Twice Kissed - Lisa Jackson [4]
She’d tackle chapter six after dinner.
No sign of Becca.
Don’t be a worrywart. She’ll be back. Sighing, she shut the door, snapped her hair into a ponytail and, as the cabin grew darker, flipped on a lamp near the front door.
Her thoughts crept down a forbidden path, a crooked trail that still led to Thane Walker. She hadn’t seen him in years but imagined he was just as sexy and irreverent as ever, a lone-cowboy type complete with a Wyoming swagger and enough lines in his face to add an edge of severity to already-harsh features. The kind of man to avoid. The kind of man who attracted trouble. The only man who had ever been able to make Maggie’s blood run hot with only one cynical glance.
“Forget it,” she told herself. She must’ve imagined the whole scene in the barn. She’d only thought she’d heard Mary Theresa’s “voice” because it had been so long, so many silent months without a word from her twin. She walked to the fireplace and plucked an old framed photo from the mantel. It had been taken nearly ten years earlier, when Mary Theresa, who had reinvented herself as simply Marquise, à la Cher or Madonna, was about to launch her own Denver-based talk show. The two sisters stood back to back, identical twins except that they were mirror images. Mary Theresa was left-handed, Maggie used her right; one side of Mary’s mouth lifted more than the other, the opposite was true of her sister. One of Mary Theresa’s pinkies turned inward—the right. On Maggie, it was the left.
Maggie felt a smile tease her lips as she ran a finger over the faded snapshot. She and Mary Theresa both had auburn hair that curled wildly, but Mary Theresa’s had been highlighted with gold and framed her face in soft layers while Maggie’s had been scraped back into her ever-functional ponytail. Mary Theresa had worn a short, shimmering black dress, a designer original, complemented with a strand of pearls, black hose and three-inch heels. She’d been on her way to a party with some once-upon-a-time celebrities.
At that same frozen moment in time Maggie had worn sneakers, jeans, and a flannel shirt with a tail that flapped in the wind and had balanced three-year-old Becca on one outthrust hip. With the snow-shrouded Rocky Mountains as a backdrop, the two sisters braced themselves on each other, then swiveled their heads to grin into the camera. Bright I-can-take-on-the-world smiles, rosy cheeks, a smattering of freckles and green eyes that snapped with fire had stared into the lens.
It seemed like ages ago.
A lifetime.
She set the photo on the mantel, where it had been, between pictures of all stages of Becca’s life as well as her own, then glanced outside. The evening was gathering fast, stars visible through the thin layer of clouds.

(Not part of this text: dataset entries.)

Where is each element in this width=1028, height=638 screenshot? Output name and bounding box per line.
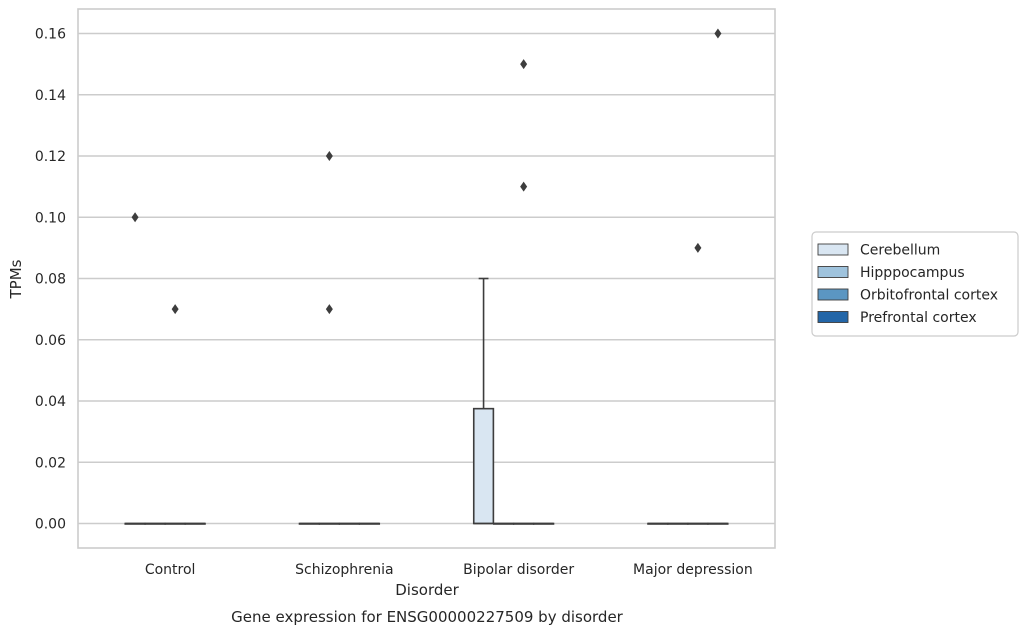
y-tick-labels: 0.00 0.02 0.04 0.06 0.08 0.10 0.12 0.14 0.16 bbox=[35, 27, 66, 533]
box bbox=[472, 407, 495, 525]
y-tick-label: 0.14 bbox=[35, 88, 66, 104]
data-layer bbox=[124, 28, 729, 525]
outlier-point bbox=[520, 59, 528, 70]
y-tick-label: 0.08 bbox=[35, 272, 66, 288]
y-tick-label: 0.00 bbox=[35, 517, 66, 533]
x-tick-label: Major depression bbox=[633, 562, 753, 578]
y-tick-label: 0.16 bbox=[35, 27, 66, 43]
legend-label: Cerebellum bbox=[860, 243, 940, 259]
legend-frame bbox=[811, 231, 1019, 337]
plot-frame bbox=[77, 8, 776, 549]
series-group bbox=[184, 28, 729, 525]
outlier-point bbox=[131, 212, 139, 223]
x-tick-label: Control bbox=[145, 562, 196, 578]
outlier-point bbox=[325, 151, 333, 161]
y-tick-label: 0.02 bbox=[35, 455, 66, 471]
legend: Cerebellum Hipppocampus Orbitofrontal cort… bbox=[811, 231, 1019, 337]
outlier-point bbox=[714, 28, 722, 39]
chart-title: Gene expression for ENSG00000227509 by d… bbox=[231, 608, 624, 626]
x-axis-label: Disorder bbox=[395, 581, 459, 599]
legend-label: Hipppocampus bbox=[860, 265, 965, 281]
legend-swatch bbox=[817, 288, 849, 301]
legend-swatch bbox=[817, 266, 849, 278]
y-tick-label: 0.04 bbox=[35, 394, 66, 410]
legend-label: Prefrontal cortex bbox=[860, 310, 977, 326]
y-axis-label: TPMs bbox=[7, 259, 25, 299]
y-tick-label: 0.10 bbox=[35, 210, 66, 226]
outlier-point bbox=[171, 304, 179, 315]
legend-swatch bbox=[817, 311, 849, 323]
outlier-point bbox=[325, 304, 333, 315]
legend-label: Orbitofrontal cortex bbox=[860, 288, 998, 304]
x-tick-labels: Control Schizophrenia Bipolar disorder Majo… bbox=[145, 562, 753, 578]
y-tick-label: 0.12 bbox=[35, 149, 66, 165]
outlier-point bbox=[520, 181, 528, 192]
series-group bbox=[124, 212, 669, 525]
outlier-point bbox=[694, 242, 702, 253]
x-tick-label: Bipolar disorder bbox=[463, 562, 574, 578]
x-tick-label: Schizophrenia bbox=[295, 562, 393, 578]
series-group bbox=[144, 151, 689, 525]
legend-swatch bbox=[817, 243, 849, 256]
y-tick-label: 0.06 bbox=[35, 333, 66, 349]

“Come on, Becca,” she worried aloud as she snapped on the exterior light and stepped onto the front porch. Silently she hoped for some sign of Jasper galloping toward the barn. But there was no sound of hoofbeats, no glimpse of a gray horse appearing over the slight rise of the field. Instead she heard a breath of wind sighing through the dry leaves that still clung to the trees and the clatter of a train rolling on far-off tracks. Again the howl of a coyote on some nearby hill.
Her gaze scoured the distance.
An answering soulful cry, lonely and echoing, reverberated across the land and put Maggie’s teeth on edge. Leaning one hip against the porch rail, she tried to find the sense of calm, of well-being that she’d been looking for when she’d leased this place at the first of the year.
Everything’s fine; you’re just letting your overactive imagination get the better of you. If you were smart, Maggie-girl, you’d use this to your advantage, go inside, pour yourself a cup of coffee and start writing. You’ve got a deadline in your not-too-distant future.
Nervously she fidgeted with the wedding ring that she still wore on her hand. It was a joke really, something she’d have to give up, but couldn’t quite. Not yet.